Explosive ... begins with palpable tension and urgency, a tone reminiscent of early Bret Easton Ellis. The focus on racial bigotry is markedly like that of Kenneth Steven’s 2020, but Gunaratne’s vision is much broader, encompassing the continuing reverberations of British colonialism, ideas of community and identity, and the everyday struggles of his adolescent protagonists. While many will need help decoding the constant slang, Gunaratne’s polyvocal tale, longlisted for the Man Booker Prize, etches a rich picture of contemporary London and the recurring, historically rooted racial tensions that dominate it.
Uses a chorus of distinct voices from within London’s 'council estates' (public housing) to present a gritty and tragic snapshot of the city ... Gunaratne’s prose swells to a stylish, ground-level street symphony.

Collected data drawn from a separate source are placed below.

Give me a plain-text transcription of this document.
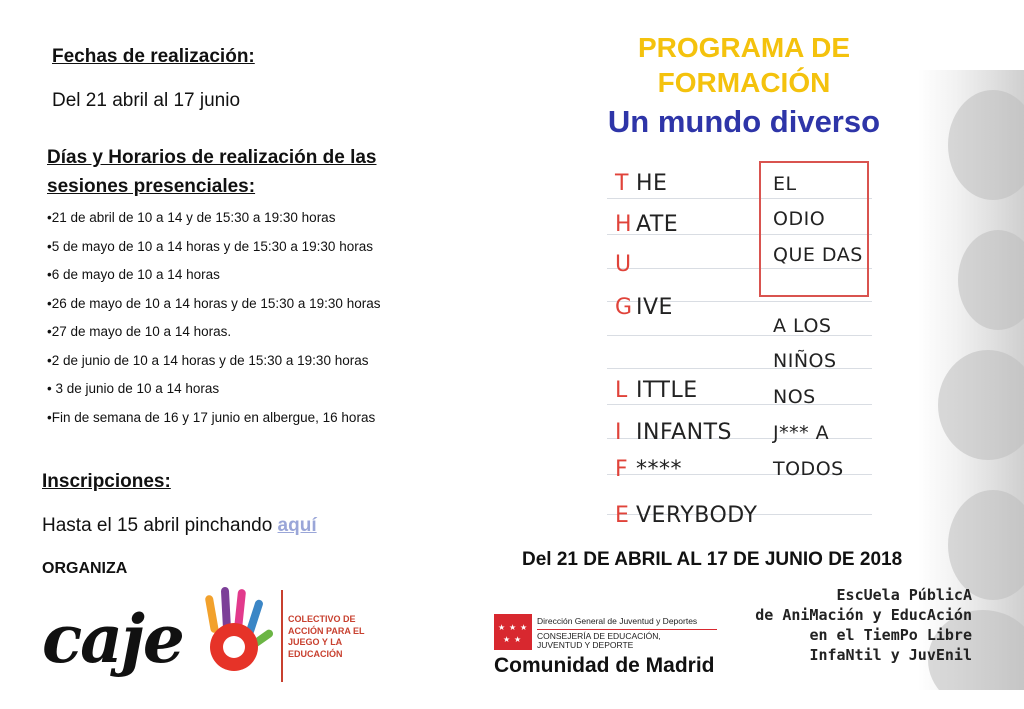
Fechas de realización:
Del 21 abril al 17 junio
Días y Horarios de realización de las
sesiones presenciales:
•21 de abril de 10 a 14 y de 15:30 a 19:30 horas
•5 de mayo de 10 a 14 horas y de 15:30 a 19:30 horas
•6 de mayo de 10 a 14 horas
•26 de mayo de 10 a 14 horas y de 15:30 a 19:30 horas
•27 de mayo de 10 a 14 horas.
•2 de junio de 10 a 14 horas y de 15:30 a 19:30 horas
• 3 de junio de 10 a 14 horas
•Fin de semana de 16 y 17 junio en albergue, 16 horas
Inscripciones:
Hasta el 15 abril pinchando aquí
ORGANIZA
caje	COLECTIVO DE
ACCIÓN PARA EL
JUEGO Y LA
EDUCACIÓN
PROGRAMA DE
FORMACIÓN
Un mundo diverso
T HE
H ATE
U
G IVE
L ITTLE
I INFANTS
F ****
E VERYBODY
EL
ODIO
QUE DAS
A LOS
NIÑOS
NOS
J*** A
TODOS
Del 21 DE ABRIL AL 17 DE JUNIO DE 2018
★ ★ ★
★ ★
Dirección General de Juventud y Deportes
CONSEJERÍA DE EDUCACIÓN,
JUVENTUD Y DEPORTE
Comunidad de Madrid
EscUela PúblicA
de AniMación y EducAción
en el TiemPo Libre
InfaNtil y JuvEnil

The vernacular that defines the language of the inhabitants of the estate, shot through with ennet and nuttan and yuno and more colorful turns of phrase, is not quite as impenetrable as the slang invented by Anthony Burgess for A Clockwork Orange, but nearly so. Although the slang is a barrier to entry at the start, the reader soon catches up–and as the book careens to its devastating conclusion, the linguistic flair reveals itself as entirely necessary. It is, Gunaratne proves to us, utterly inseparable from the people who use it to make sense of their lives, and the city where they must try to make a home.
[In Our Mad and Furious City is] an introduction to a voice so fiery it burns to the touch. This is not to say Mad and Furious always works ... It’s obvious Gunaratne knows these boys well, eschewing coming-of-age clichés in an effort to thoroughly, authentically detail their lives and pain. His rendering, violent and pointed as it may be, brims with empathy. There’s also a sort of experimental ambition here ... The novel periodically expands, admirably if unevenly, into the hearts and minds of Ardan’s mother, Caroline, and Selvon’s father, Nelson.
Written in the working-class dialect of its protagonists, the novel arrives at a piecemeal portrait of contemporary London that manages to be both Gunaratne’s savvy rejoinder to nationalist politics and a Faulkner-esque feat of ventriloquism in its own right.